Hi Team,
First, a big thank you to the team for this tools and supporting new users in this forum.
Second, a big thank you for the quality of the documentation ! I almost read all, understood a significant part of it.
I am a new user and have not backed up yet as I try to understand how I should do. I make this post for new users like me so pardon the lack of interest for advanced users…
I was wondering what PACK_SIZE should be used. I search on the web and this forum. In very short, there is one advice and several recommendations :
- Recommendations : from 8 Mb till 2 Gb, mainly in the range 16 → 256 Mb.
- Advice : test some values and pick the best one.
So I tested. TL;DR: default value may be a very good pick to start with.
A bit of background to understand the context of my case :
- Backup personal data (about 500 Go) onto a USB HDD and then copy from this USB HDD to a distant PC to build a light 3-2-1 backup strategy.
- No cloud backup except for a few critical files onto a cloud but this is manual transfer.
- I want to perform frequent backup, roughly 1 per week, so speed matters more than space (at least where I stand today in the journey).
I isolated 2 sets of 1 Gb of data (1 only pictures and 1 documents but no pictures and no movies). I started testing PACK_SIZEin the range 8 → 64 Mb to get a feeling. I create one repo per parameter per set of data, run the backup redirecting the output to a text file and making size measurement and stats. I gathered all this in a table enclosed in this post . Surprise!
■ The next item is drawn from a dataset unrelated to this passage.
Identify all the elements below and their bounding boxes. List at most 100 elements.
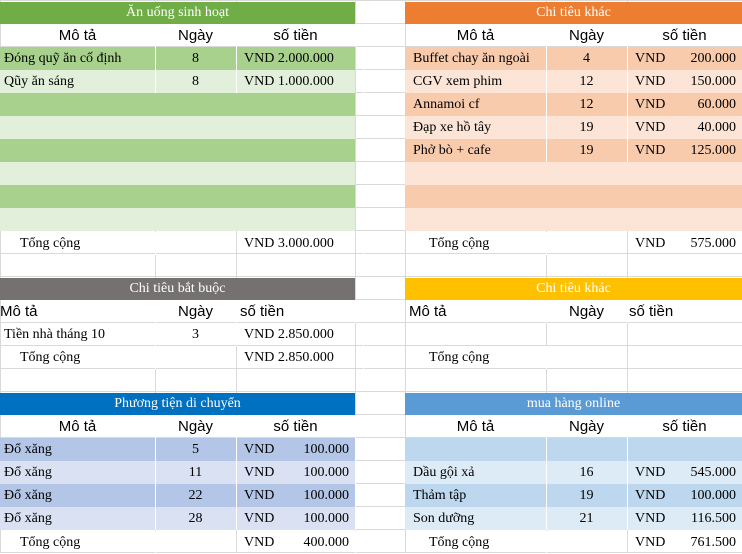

Not so much change on the time to back up and size of repository of backup data. After diving a bit more, my understanding is that data is split in blobs (encrypted and compressed binary file) which are “merged” into a pack (hence pack size) so the amount of blobs of fixed size is almost the same. Time to back up is quite similar for PACK_SIZEin the range 8 → 64 Mb. Actually, it should not have been a surprise, if I had understood the process better. So I assume this parameter is more important when working remotely.
Conclusion for my case : 16 Mb or 32 Mb for a gain of 3 seconds / Gb of data ![]()
Feel free to correct any errors and share you views.
Side note 1 : it is a very good practice before starting real backup on your data and hardware.
Side note 2 : DO USE environment variables. I took me one day to understand what it was and how to set them up in my .bashrc, but definitely worth it. So handy, so fast, no typo, your fingers will thank you.